EmptyNokia Theatre, Los Angeles
Thursday, Oct. 18
There was an audible grumble traveling through the Nokia Theatre about 15 minutes into the venue's inaugural headlining set Thursday. The hometown-hero Eagles had just played their fourth consecutive new song to open the show.
"They'd better stick to the old ones," an unsmiling woman groused.
While awaiting the catalog onslaught, she and others likely missed something: Those first two songs were pretty good. "How Long" -- the country-rockin' lead single from the band's first album since the Carter administration, "Long Road Out of Eden," due Oct. 30 -- and the cautionary "Busy Being Fabulous" had a vintage Eagles vibe and came off well.
All four rookie tunes featured different lead vocalists. But those last two new ones? Well, the crowd likely had forgotten about them halfway through the opening guitar riff of "Hotel California," which followed. Surprisingly, it was the last they heard of the new record all night.
From then on, opening night at the Nokia was a nonstop flight to hitsville. Don Henley, Glenn Frey, Joe Walsh, Timothy B. Schmit and an eight-piece band delivered two hours of Eagles hits sprinkled with solo material and a James Gang nugget.
Henley and Walsh's distinctive voices still have enough edge to drive a decades-old radio staple. Henley, for example, pulled off the falsetto chorus of "One of These Nights" with aplomb, and the typically playful Walsh fairly nailed "In the City." Henley even added a few gratuitous drum fills on the latter song.
Eagles can still deliver, and by the time they dusted off the participatory "Heartache Tonight," a quick look around the venue showed wide smiles on faces throughout the all-ages crowd.
As L.A.'s unofficial spokes-band, Eagles was an inspired choice to christen the Nokia. So was opening act Dixie Chicks, the huge-selling and politically polarizing country trio that swept the Grammys in February across the street at Staples Center.
The double bill's six-night run represents the Chicks' only concerts of 2007. But they didn't seem so much rusty as a little disinterested -- likely because of their unfamiliar role as openers and a subsonic crowd response. The show started about 20 minutes late, giving singer Natalie Maines a chance to rib the locals. "Only in L.A.," she said, "would people pay $300 a ticket and be half an hour late."
The Chicks' banjo-guitar-fiddle base is enjoyable enough that the six-man backing band feels extraneous, providing more polish than depth. One wonders how the trio might sound with just a drummer. The set would have benefited from heavier doses of pickin' and grinnin' -- as on "White Trash Wedding" -- and a little more punch.
But the Chicks never can go wrong with "Goodbye Earl," the he-needed-killin' sing-along that has to rate among the country gems of the '90s. The biggest crowd response was for Grammy favorite "Not Ready to Make Nice," the band's "comeback" single in response to the beating it took at country radio in the wake of Maines' anti-Bush comments in 2003.
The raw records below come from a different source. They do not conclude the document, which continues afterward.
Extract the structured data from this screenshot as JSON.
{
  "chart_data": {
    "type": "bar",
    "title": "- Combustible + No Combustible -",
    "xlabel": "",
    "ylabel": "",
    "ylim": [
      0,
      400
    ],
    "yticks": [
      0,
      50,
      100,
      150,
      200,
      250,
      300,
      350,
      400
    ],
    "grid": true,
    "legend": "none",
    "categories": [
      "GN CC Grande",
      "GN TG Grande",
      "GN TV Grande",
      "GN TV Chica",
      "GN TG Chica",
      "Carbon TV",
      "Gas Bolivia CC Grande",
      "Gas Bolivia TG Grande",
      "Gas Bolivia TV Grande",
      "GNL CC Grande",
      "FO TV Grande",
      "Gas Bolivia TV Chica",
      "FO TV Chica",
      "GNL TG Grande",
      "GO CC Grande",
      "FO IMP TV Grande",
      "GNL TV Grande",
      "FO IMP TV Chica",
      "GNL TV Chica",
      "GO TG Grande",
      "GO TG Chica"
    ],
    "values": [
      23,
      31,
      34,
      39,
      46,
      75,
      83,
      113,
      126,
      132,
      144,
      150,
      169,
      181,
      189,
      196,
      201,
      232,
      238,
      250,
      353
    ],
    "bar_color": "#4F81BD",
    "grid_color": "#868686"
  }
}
Nodding to that controversy, the Chicks had taken the stage to the haughty strains of "Hail to the Chief." But rather surprisingly for a pre-election year, that was the only whit of political statement that came from the stage all night from either act. Even Henley kept his normally vocal activism to himself.
Meanwhile, with a pair of megaplatinum bands as its first test, the 7,100-seat, $120 million Nokia lived up to the hype. With its elevated ceiling, high-tech acoustics, huge stage, HD video screens and excellent sightlines, the hall straddles the line between theater intimacy and arena splash. Indeed, two levels of luxury boxes flank the main floor on either side.
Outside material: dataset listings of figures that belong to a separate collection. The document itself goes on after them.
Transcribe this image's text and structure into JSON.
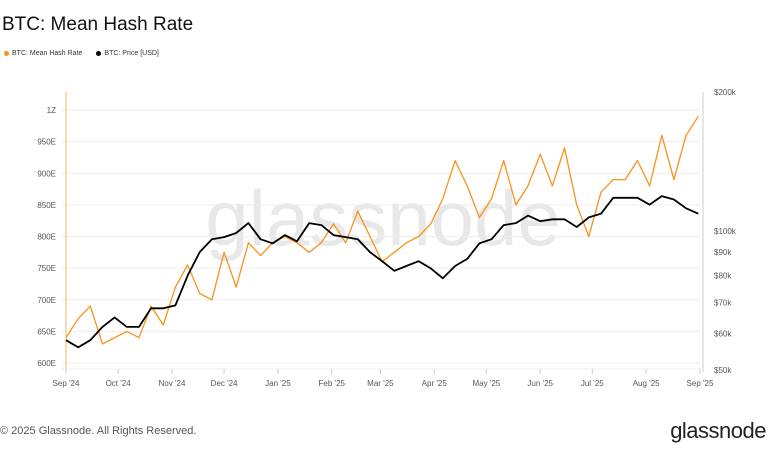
{
  "title": "BTC: Mean Hash Rate",
  "legend": [
    {
      "label": "BTC: Mean Hash Rate",
      "color": "#f7931a"
    },
    {
      "label": "BTC: Price [USD]",
      "color": "#000000"
    }
  ],
  "footer": {
    "copyright": "© 2025 Glassnode. All Rights Reserved.",
    "logo": "glassnode",
    "watermark": "glassnode"
  },
  "chart_data": {
    "type": "line",
    "x_tick_labels": [
      "Sep '24",
      "Oct '24",
      "Nov '24",
      "Dec '24",
      "Jan '25",
      "Feb '25",
      "Mar '25",
      "Apr '25",
      "May '25",
      "Jun '25",
      "Jul '25",
      "Aug '25",
      "Sep '25"
    ],
    "y_left": {
      "scale": "linear",
      "ticks": [
        "600E",
        "650E",
        "700E",
        "750E",
        "800E",
        "850E",
        "900E",
        "950E",
        "1Z"
      ],
      "tick_values": [
        600,
        650,
        700,
        750,
        800,
        850,
        900,
        950,
        1000
      ],
      "range": [
        590,
        1040
      ],
      "unit": "EH/s"
    },
    "y_right": {
      "scale": "log",
      "ticks": [
        "$50k",
        "$60k",
        "$70k",
        "$80k",
        "$90k",
        "$100k",
        "$200k"
      ],
      "tick_values": [
        50000,
        60000,
        70000,
        80000,
        90000,
        100000,
        200000
      ],
      "range": [
        50000,
        200000
      ]
    },
    "x_range": [
      "2024-09-01",
      "2025-09-01"
    ],
    "grid": true,
    "legend_position": "top-left",
    "dates": [
      "2024-09-01",
      "2024-09-08",
      "2024-09-15",
      "2024-09-22",
      "2024-09-29",
      "2024-10-06",
      "2024-10-13",
      "2024-10-20",
      "2024-10-27",
      "2024-11-03",
      "2024-11-10",
      "2024-11-17",
      "2024-11-24",
      "2024-12-01",
      "2024-12-08",
      "2024-12-15",
      "2024-12-22",
      "2024-12-29",
      "2025-01-05",
      "2025-01-12",
      "2025-01-19",
      "2025-01-26",
      "2025-02-02",
      "2025-02-09",
      "2025-02-16",
      "2025-02-23",
      "2025-03-02",
      "2025-03-09",
      "2025-03-16",
      "2025-03-23",
      "2025-03-30",
      "2025-04-06",
      "2025-04-13",
      "2025-04-20",
      "2025-04-27",
      "2025-05-04",
      "2025-05-11",
      "2025-05-18",
      "2025-05-25",
      "2025-06-01",
      "2025-06-08",
      "2025-06-15",
      "2025-06-22",
      "2025-06-29",
      "2025-07-06",
      "2025-07-13",
      "2025-07-20",
      "2025-07-27",
      "2025-08-03",
      "2025-08-10",
      "2025-08-17",
      "2025-08-24",
      "2025-08-31"
    ],
    "series": [
      {
        "name": "BTC: Mean Hash Rate",
        "axis": "left",
        "color": "#f7931a",
        "values": [
          640,
          670,
          690,
          630,
          640,
          650,
          640,
          690,
          660,
          720,
          755,
          710,
          700,
          775,
          720,
          790,
          770,
          790,
          800,
          790,
          775,
          790,
          820,
          790,
          840,
          800,
          760,
          775,
          790,
          800,
          820,
          860,
          920,
          880,
          830,
          860,
          920,
          850,
          880,
          930,
          880,
          940,
          850,
          800,
          870,
          890,
          890,
          920,
          880,
          960,
          890,
          960,
          990
        ]
      },
      {
        "name": "BTC: Price [USD]",
        "axis": "right",
        "color": "#000000",
        "values": [
          58000,
          56000,
          58000,
          62000,
          65000,
          62000,
          62000,
          68000,
          68000,
          69000,
          80000,
          90000,
          96000,
          97000,
          99000,
          104000,
          96000,
          94000,
          98000,
          95000,
          104000,
          103000,
          98000,
          97000,
          96000,
          90000,
          86000,
          82000,
          84000,
          86000,
          83000,
          79000,
          84000,
          87000,
          94000,
          96000,
          103000,
          104000,
          108000,
          105000,
          106000,
          106000,
          102000,
          107000,
          109000,
          118000,
          118000,
          118000,
          114000,
          119000,
          117000,
          112000,
          109000
        ]
      }
    ]
  }
}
With all that interior room, it was oddly apropos that the first song played in the joint was "Wide Open Spaces."
Interesting touches include splashy lobby lighting that changes color and high-capacity two-tiered restrooms. Snickering anti-L.A. types will enjoy needling the concessions menu, which features such easy-target buzzwords as organic and gourmet.
Traffic could be dodgy when there are simultaneous Staples Center and Nokia Theatre events, but it seemed under control on opening night. The Nokia -- the first element of AEG's mammoth L.A. Live project -- certainly is a splendid addition to the local concert scene. Bookings in the coming weeks include Neil Young, Mary J. Blige, Queens of the Stone Age and John Fogerty.
Eagles and Dixie Chicks return to Nokia on Wednesday, Friday and Saturday.